El cáncer de piel se divide principalmente en tres tipos —melanoma (el menos frecuente, pero el más agresivo), carcinoma basocelular (el más habitual) y carcinoma espinocelular (el segundo en frecuencia y de agresividad variable)— y en su aparición incide la sobreexposición al sol tanto episódica o intermitente como la crónica o permanente: “En ambos casos aumenta la posibilidad de desarrollar la enfermedad. El riesgo existe tanto para alguien que se quemó una o dos veces en la infancia o se broncea durante el verano y el resto del año se protege, como para una persona que se expone día tras día a dosis menores de radiación, como al manejar un auto o caminar por la calle”.

Las características individuales —el tipo de piel, sus antecedentes familiares o el trabajo que realiza— son otros factores asociados a estos tumores, por lo que el autoexamen es igualmente relevante. Cada cual debería conocer sus lunares, estar atento al surgimiento de nuevos, y examinar su apariencia, forma y evolución.

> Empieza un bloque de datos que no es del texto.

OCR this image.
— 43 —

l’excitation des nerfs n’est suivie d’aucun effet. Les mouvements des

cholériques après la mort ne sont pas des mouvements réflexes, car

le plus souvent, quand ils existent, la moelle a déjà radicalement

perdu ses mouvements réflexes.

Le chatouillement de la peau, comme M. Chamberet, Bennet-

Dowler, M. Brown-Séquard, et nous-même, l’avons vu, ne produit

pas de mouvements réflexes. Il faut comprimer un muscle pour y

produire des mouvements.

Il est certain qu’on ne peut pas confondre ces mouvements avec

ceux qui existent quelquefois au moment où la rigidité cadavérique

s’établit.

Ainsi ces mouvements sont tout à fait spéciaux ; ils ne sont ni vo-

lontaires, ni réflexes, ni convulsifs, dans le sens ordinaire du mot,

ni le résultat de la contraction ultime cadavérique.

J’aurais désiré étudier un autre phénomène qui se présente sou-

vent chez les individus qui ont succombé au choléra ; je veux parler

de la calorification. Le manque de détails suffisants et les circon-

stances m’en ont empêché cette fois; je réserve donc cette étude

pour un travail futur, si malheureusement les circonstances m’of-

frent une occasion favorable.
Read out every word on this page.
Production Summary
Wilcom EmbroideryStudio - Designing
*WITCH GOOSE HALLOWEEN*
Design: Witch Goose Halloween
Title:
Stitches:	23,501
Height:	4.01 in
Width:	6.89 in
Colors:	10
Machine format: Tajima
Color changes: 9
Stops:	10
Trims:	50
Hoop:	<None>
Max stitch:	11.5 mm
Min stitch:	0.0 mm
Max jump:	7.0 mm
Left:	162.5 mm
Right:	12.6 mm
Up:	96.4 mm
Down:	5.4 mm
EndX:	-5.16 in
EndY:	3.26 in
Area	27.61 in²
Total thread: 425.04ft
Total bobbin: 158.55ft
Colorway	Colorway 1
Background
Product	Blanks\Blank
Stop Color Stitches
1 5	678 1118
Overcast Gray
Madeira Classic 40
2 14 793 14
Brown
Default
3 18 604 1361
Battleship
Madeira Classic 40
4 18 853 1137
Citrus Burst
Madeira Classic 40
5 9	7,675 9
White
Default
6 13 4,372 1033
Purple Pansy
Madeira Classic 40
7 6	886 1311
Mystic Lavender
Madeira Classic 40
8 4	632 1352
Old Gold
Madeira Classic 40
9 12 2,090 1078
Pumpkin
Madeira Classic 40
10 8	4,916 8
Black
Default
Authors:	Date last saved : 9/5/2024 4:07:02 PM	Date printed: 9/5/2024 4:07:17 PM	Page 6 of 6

“Cerca del 70% de los melanomas —que nacen en los melanocitos, las células responsables del color de la piel— aparecen en zonas sin lunares previos. Muchas veces, cuando están empezando y son muy pequeños, solo pueden ser detectados mediante un dermatoscopio, una lupa especial que permite ver estructuras profundas. En ese sentido, es importante el chequeo dermatológico preventivo”, afirma.

Los cánceres no melanoma, en tanto, suelen expresarse como lesiones similares a una espinilla, una pequeña herida o cicatriz que se formó de la nada y sangra, no se cura y va creciendo. “Todos son elementos que los pacientes pueden buscar por sí mismos”, comenta.